Die Bedeutung von Musik und Gesang bei psychischen Erkrankungen

Musik hat eine tiefgreifende Wirkung auf unsere Psyche und kann uns in schwierigen Zeiten Trost spenden. Viele Musiker*innen verwandeln ihre eigenen Erfahrungen mit Ängsten, Depressionen und Selbstzweifeln in wunderbare Musik, die anderen Menschen aus der Seele spricht.

Die Kraft des gemeinsamen Singens

Kraftvoller Gesang und rhythmisches Klatschen können einen Raum erfüllen und eine positive Atmosphäre schaffen. „Singen ist Atmung, Ankommen im Hier und Jetzt, sich im Körper spüren, Schmerzen vergessen“, sagt die Musiktherapeutin Gerda Brock. Beim Singen können Patienten wieder in Kontakt mit ihrer Lebensfreude kommen, Gemeinschaft erfahren und neue Hoffnung schöpfen. Das gemeinsame Singen wirkt befreiend, angstlösend und aktivierend.

Um den Nöten der Kranken mit Noten beizukommen, initiierte Wolfgang Bossinger 2006 an der psychiatrisch-neurologischen Klinik Christophsbad in Göppingen eine offene Singgruppe.
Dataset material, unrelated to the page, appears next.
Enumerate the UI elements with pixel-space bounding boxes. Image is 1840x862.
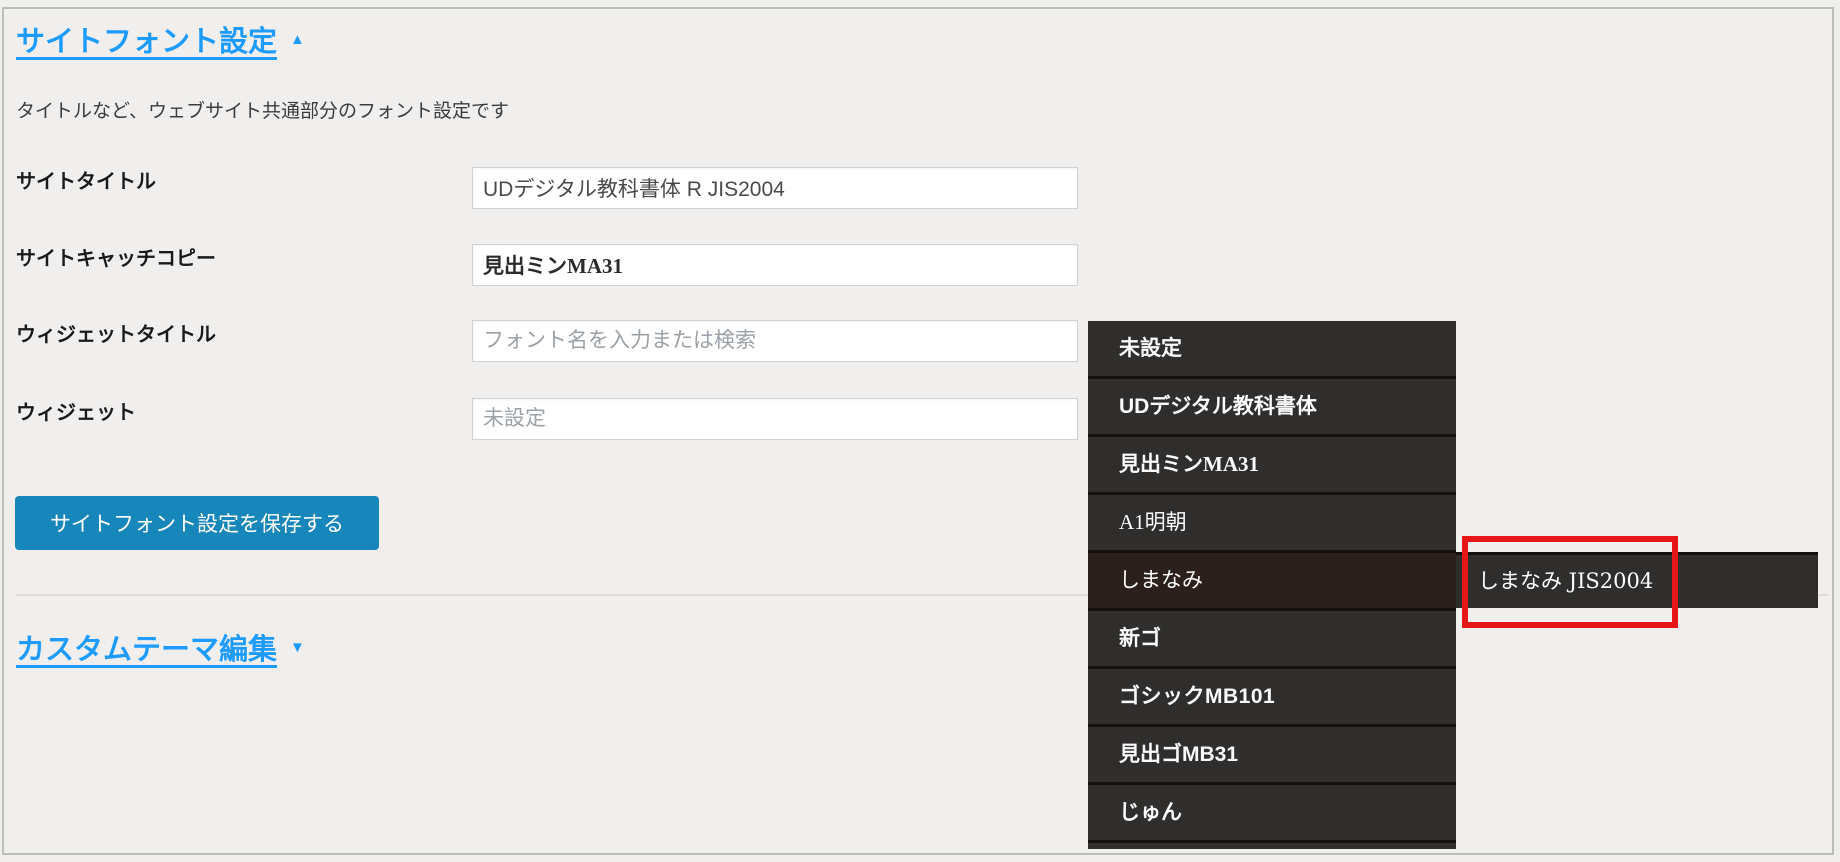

Neben Patienten aller Stationen waren auch ehemalige Patienten und Menschen aus der Umgebung zum Mitsingen eingeladen. Die Idee kam an, und drei Jahre später gründete Bossinger den gemeinnützigen Verein „Singende Krankenhäuser“.

Menschen mit psychischen Problemen - schweren Depressionen, Psychosen, Angstzuständen - bekommen mit der Singgruppe auch nach der Entlassung aus dem Spital ein tragfähiges soziales Netzwerk. Die Begegnung auf Augenhöhe ist auch für alle anderen Patienten wohltuend: Sie sind „normaler Teil“ der singenden Gemeinschaft, ihre Rolle als leidender Patient tritt in den Hintergrund. „Aus der neurobiologischen Forschung weiß man, wie wichtig soziale Wertschätzung ist, um wieder gesund zu werden“, betont Bossinger.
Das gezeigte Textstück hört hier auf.